Investors appear to have traded in their fleece vests for crystal balls — everyone on Wall Street seems to have a recession prediction. But lately, shouts of recession have become a bit quieter, and a growing group of economists say that any downturn will likely be mild.
So can the United States avoid a serious recession?
What’s happening: As the third-quarter earnings season wraps up, it appears that CEOs may think so. They’re not mentioning the ‘R’ word as much as they once did: There has been a 26% decline in the number of S&P 500 companies citing the term “recession” on earnings calls for the third quarter relative to the second quarter, according to FactSet data.
The past month has brought with it a solid earnings season and a bevy of encouraging economic data that shows a slowing pace of inflation.
About 69% of S&P 500 companies beat earnings per share estimates for the third quarter, and 71% of S&P 500 companies beat revenue estimates, according to FactSet data. Those numbers are still below the 5-year and 10- year averages for S&P 500 companies, respectively, but they’re certainly not indicative of an economic meltdown.
Data reports this month also indicate the possibility of a Goldilocks situation where interest rates ease while consumer spending remains relatively strong. October’s softer-than-expected CPI and producer price reading showed that inflation eased across the board. Payroll data showed a moderation in wage growth and retail sales remained strong.
While CEOs are still feeling gloomy about the economic outlook, they’ve appeared to temper that gloom to a sustainable level where recession may no longer be top-of-mind.
CEO sentiment: In June, JPMorgan CEO Jamie Dimon warned of an economic hurricane. But on Wednesday, JPMorgan economists Michael Feroli and Daniel Silver downgraded that threat. The United States will enter a “mild recession in the second half of 2023, they said. “We’re effectively looking for a Category 1 economic hurricane.”
Goldman Sachs analysts now predict that the United States will likely avoid recession altogether in 2023, though growth will slow.
The Conference Board’s October measure of CEO confidence, showed similar sentiment. While most CEOs are preparing for a recession over the next 12 to 18 months, 85% of executives expect that it will be a brief and shallow recession with limited global spillover.
“The narrative has been honed: if we fall into recession, it’s not going to be deep and dramatic. Earlier this year, CEOs were worried, markets were completely impaired and volatility was elevated because there was uncertainty about the looks of a potential recession,” said Jeffrey Roach, Chief Economist for LPL Financial. “The air has cleared up a bit, and recession uncertainty isn’t as pressing of an issue.”
The bottom line: It’s all about the Fed. Investors are eagerly looking for clues about what Federal Reserve will decide during its December policy meeting and whether it will begin to wind down its fight against inflation by easing painful interest rates hikes.
Reports have shown that price increases are ebbing, but we’ve only seen one month of easing inflation data – that’s not enough to convince central bank officials of a downward trend. Analysts worry that if the economy remains strong, and central bankers over whether lower inflation is truly a trend, the Fed will overcorrect and push the United States into an unnecessary recession.
Home sales in the United States declined for the ninth month in a row in October as surging mortgage rates and high prices pushed buyers out of the market, reports my colleague Anna Bahney.
Sales of existing homes — which include single-family homes, townhomes, condominiums and co-ops — were down 28.4% in October from a year ago and down 5.9% from September, according to a National Association of Realtors report released Friday.
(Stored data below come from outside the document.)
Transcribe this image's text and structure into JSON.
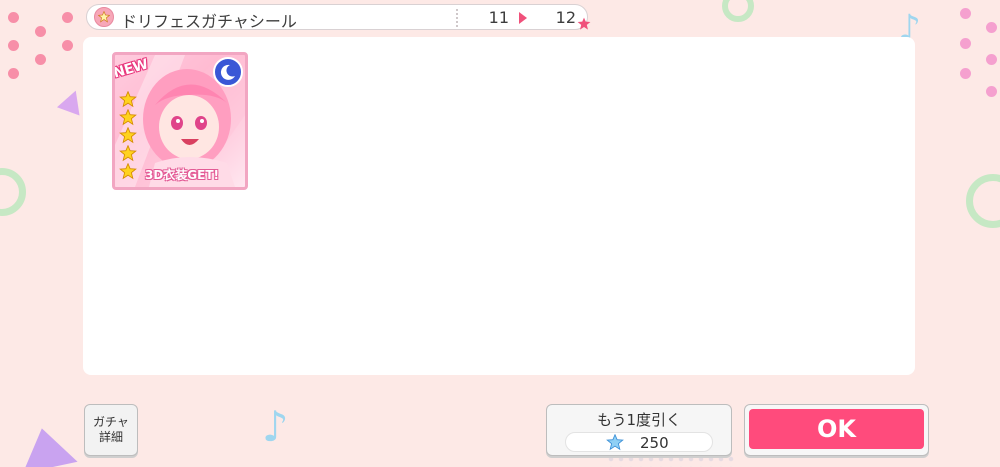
{
  "header": {
    "title": "ドリフェスガチャシール",
    "current": "11",
    "next": "12",
    "accent": "#f0517b"
  },
  "card": {
    "new_badge": "NEW",
    "stars": 5,
    "costume_label": "3D衣装GET!",
    "attribute_icon": "moon-icon"
  },
  "buttons": {
    "detail_label": "ガチャ\n詳細",
    "again_label": "もう1度引く",
    "again_cost": "250",
    "ok_label": "OK"
  },
  "colors": {
    "background": "#fde9e6",
    "ok": "#ff4b7c"
  }
}
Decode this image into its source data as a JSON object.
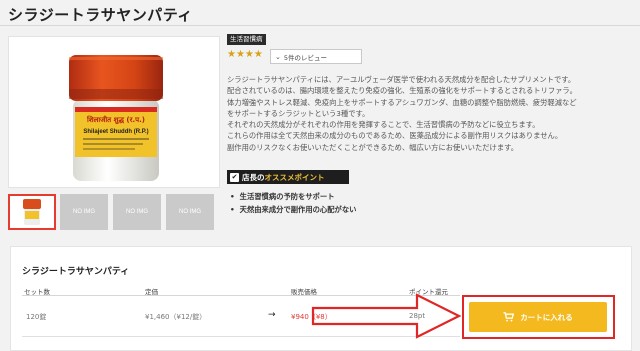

All regions of the United States saw month-over-month and year-over-year declines.
That continues a slowing trend that began in February and marks the longest streak of declining sales on record, going back to 1999.
But despite the efforts of the Federal Reserve to cool prices through interest rate hikes, they remain stubbornly high. The median price was $379,100 in October, up 6.6% from one year ago, according to the report.
Still, that’s down from the record high of $413,800 in June. And while prices are climbing year-over-year nationally, October’s increase is smaller than those seen over the past couple years, with annual home price appreciation peaking at 24% in May 2021.
Employers are planning to increase their salary budgets by 4.6% next year, the highest expected annual jump in 15 years, reports my colleague Jeanne Sahadi.
That’s according to the latest international survey from consulting firm Willis Towers Watson, which included responses from 1,550 US employers. The survey was conducted from October 3 to November 4.
But don’t start celebrating yet. With headline inflation still at 7.7%, any raise an employee gets below those levels effectively means they will be earning less because their paycheck won’t buy as much.
Still, the news may come as a blow to the Federal Reserve: Central bankers view wage growth as a contributing factor to inflation and have been attempting to curb it through a series of rate hikes intended to cool the economy.
Employers indicated they will use a host of ways to fund bigger salary increases next year: 21% said they would reassess their total rewards package to ensure it has the biggest impact on retention and engagement; 17% said they would raise prices; and 12% said they would restructure and reduce headcount.